If 1/cos - cos=a^3 and 1/sin - sin=b^3

Show that tan=a/b

a^3=1/cos-cos = (1-cos^2)/cos=sin^2/cos

b^3=1/sin-sin = (1-sin^2)/sin=cos^2/sin

a^3/b^3=sin^2/cos * cos^2/sin=sin^3/cos^3
=>
a/b=sin/cos = tan

(Hope you understand your own notations.)

To show that tan(a) = a/b, we need to start by manipulating the given equations and expressing them in terms of tan.
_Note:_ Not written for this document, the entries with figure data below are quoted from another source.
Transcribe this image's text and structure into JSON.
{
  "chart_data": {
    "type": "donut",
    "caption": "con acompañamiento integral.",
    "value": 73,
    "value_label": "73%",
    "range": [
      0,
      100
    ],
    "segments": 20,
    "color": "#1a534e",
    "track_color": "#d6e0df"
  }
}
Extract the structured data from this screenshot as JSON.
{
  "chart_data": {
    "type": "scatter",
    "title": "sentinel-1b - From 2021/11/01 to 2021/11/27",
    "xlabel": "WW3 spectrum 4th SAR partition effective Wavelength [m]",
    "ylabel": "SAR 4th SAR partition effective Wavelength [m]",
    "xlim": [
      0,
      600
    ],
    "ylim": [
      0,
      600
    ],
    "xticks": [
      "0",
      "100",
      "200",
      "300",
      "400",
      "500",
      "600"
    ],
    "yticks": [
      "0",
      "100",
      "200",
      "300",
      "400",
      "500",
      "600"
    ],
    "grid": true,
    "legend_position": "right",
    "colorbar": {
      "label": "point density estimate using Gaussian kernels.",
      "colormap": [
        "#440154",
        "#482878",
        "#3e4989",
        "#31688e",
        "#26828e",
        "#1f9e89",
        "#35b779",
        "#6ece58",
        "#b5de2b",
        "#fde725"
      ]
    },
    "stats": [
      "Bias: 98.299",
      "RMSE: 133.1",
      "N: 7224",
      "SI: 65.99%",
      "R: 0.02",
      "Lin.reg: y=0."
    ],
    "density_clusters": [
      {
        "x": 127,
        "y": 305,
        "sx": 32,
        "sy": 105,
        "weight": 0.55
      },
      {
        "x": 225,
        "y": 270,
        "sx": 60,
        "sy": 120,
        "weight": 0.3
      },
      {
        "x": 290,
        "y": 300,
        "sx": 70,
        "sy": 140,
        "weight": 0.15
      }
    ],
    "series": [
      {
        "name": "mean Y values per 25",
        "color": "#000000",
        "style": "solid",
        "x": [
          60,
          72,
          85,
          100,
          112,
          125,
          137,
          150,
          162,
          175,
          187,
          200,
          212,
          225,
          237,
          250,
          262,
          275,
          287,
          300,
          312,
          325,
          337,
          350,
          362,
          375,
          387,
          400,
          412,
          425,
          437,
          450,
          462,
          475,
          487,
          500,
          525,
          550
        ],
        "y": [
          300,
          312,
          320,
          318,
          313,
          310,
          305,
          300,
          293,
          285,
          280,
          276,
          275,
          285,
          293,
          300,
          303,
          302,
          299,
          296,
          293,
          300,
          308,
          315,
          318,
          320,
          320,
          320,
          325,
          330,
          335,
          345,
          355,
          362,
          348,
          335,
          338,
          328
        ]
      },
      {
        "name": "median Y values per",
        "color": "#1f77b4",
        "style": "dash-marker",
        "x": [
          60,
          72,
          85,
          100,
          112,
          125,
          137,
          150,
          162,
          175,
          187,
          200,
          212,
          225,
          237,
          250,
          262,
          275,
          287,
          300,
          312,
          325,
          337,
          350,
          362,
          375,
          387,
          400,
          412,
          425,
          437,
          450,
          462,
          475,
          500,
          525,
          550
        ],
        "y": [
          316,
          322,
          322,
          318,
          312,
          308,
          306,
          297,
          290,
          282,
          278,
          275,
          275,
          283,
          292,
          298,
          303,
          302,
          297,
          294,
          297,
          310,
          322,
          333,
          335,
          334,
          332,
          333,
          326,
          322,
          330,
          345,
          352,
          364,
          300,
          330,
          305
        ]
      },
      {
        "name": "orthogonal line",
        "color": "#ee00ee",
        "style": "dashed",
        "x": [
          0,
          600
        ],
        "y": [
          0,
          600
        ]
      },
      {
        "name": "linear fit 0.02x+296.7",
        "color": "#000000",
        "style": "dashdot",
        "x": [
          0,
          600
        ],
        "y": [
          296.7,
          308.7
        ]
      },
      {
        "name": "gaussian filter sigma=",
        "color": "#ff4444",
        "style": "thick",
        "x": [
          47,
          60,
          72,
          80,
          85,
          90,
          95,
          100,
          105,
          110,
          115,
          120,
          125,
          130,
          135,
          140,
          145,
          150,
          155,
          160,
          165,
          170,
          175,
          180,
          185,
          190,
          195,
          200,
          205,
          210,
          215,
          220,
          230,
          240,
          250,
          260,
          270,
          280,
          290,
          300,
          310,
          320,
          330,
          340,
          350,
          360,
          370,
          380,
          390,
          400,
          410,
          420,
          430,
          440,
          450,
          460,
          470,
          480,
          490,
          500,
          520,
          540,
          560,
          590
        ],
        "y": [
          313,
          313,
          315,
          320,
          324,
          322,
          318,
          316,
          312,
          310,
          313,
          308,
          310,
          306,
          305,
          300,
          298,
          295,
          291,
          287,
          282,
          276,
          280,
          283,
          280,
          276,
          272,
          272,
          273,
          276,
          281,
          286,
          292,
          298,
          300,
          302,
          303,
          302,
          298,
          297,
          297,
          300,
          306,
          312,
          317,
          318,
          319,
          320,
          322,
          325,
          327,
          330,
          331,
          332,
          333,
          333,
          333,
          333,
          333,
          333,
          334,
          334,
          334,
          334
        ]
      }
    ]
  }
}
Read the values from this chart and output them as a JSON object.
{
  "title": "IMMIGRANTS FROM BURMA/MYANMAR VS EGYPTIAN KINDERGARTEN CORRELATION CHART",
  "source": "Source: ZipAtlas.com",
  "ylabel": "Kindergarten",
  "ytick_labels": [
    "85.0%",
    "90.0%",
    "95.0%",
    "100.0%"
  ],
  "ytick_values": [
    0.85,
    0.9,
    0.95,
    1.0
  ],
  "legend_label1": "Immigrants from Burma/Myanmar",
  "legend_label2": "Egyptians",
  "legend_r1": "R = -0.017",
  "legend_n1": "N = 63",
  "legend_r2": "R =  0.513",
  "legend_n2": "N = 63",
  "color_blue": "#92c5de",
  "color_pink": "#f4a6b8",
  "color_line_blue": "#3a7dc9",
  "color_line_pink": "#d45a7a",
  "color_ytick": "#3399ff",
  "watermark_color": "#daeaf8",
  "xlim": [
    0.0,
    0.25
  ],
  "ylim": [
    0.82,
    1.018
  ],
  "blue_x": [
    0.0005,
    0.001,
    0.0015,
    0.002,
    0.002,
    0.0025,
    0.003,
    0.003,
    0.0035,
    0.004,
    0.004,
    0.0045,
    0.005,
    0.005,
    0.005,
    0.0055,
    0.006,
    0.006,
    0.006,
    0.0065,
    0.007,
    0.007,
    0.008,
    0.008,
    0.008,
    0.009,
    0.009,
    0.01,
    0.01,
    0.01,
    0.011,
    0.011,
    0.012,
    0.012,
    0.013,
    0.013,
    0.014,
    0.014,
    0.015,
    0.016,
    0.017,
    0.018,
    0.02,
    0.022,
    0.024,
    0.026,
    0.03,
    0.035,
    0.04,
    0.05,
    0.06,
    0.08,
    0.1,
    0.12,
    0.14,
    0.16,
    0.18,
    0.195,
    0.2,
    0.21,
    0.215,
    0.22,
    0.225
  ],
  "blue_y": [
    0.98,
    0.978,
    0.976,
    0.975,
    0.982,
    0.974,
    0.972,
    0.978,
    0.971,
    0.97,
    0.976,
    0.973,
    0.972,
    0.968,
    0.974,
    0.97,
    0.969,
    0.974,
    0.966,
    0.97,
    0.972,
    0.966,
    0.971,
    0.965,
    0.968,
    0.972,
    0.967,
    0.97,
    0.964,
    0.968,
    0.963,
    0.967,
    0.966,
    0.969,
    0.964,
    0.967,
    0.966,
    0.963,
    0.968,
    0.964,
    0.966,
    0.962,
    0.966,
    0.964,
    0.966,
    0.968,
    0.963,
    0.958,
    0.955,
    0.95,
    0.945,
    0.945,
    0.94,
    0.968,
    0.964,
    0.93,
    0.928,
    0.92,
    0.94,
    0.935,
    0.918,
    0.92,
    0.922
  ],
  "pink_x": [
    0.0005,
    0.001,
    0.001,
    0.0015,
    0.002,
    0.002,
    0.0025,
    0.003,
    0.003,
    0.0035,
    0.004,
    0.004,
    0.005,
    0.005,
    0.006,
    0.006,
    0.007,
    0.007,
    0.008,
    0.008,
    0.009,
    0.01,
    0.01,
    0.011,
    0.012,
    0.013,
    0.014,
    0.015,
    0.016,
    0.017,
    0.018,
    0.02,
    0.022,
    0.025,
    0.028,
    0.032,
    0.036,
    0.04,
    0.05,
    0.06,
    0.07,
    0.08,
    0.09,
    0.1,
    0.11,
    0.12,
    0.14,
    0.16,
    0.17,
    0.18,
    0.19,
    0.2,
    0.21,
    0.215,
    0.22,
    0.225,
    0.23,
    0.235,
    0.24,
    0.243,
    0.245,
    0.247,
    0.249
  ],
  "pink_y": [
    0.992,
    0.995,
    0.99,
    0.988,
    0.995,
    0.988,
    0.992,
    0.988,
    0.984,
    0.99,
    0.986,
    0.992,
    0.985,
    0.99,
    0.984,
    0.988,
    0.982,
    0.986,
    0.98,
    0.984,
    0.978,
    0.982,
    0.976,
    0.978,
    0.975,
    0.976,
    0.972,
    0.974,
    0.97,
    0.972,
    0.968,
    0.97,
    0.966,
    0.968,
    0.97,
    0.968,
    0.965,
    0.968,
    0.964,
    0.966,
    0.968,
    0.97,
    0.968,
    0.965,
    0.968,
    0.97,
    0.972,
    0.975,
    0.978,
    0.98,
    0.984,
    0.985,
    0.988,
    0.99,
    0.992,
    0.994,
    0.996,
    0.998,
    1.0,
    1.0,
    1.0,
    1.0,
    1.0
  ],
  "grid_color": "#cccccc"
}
Starting with the first equation:
1/cos - cos = a^3

We can simplify this equation by taking cosine to the other side and getting:
1/cos = a^3 + cos

Now, we can rewrite 1/cos as sec:
sec = a^3 + cos

Next, we can rewrite sec in terms of sin:
1/cos = 1/sin*cos
1/cos = csc*sin*cos
1/cos = csc*sin

Since csc is the reciprocal of sin, we can rewrite it as:
1/cos = sin/sin*cos
1/cos = sin/cos

Finally, we have:
tan = sin/cos

Now, let's move on to the second equation:
1/sin - sin = b^3

We can simplify this equation by taking sine to the other side and getting:
1/sin = b^3 + sin

Now, we can rewrite 1/sin as csc:
csc = b^3 + sin

Next, we can rewrite csc in terms of cos:
1/sin = 1/cos*sin
1/sin = sec*cos*sin
1/sin = sec*sin

Since sec is the reciprocal of cos, we can rewrite it as:
1/sin = cos/cos*sin
1/sin = cos/sin

Finally, we have:
cot = cos/sin

Now, we have tat = sin/cos and cot = cos/sin. Considering the fundamental trigonometric identity tan(a) = 1/cot(a), we can see that:
tan = cot^-1
tan = (cos/sin)^-1
tan = sin/cos

Hence, we have shown that tan(a) equals a/b.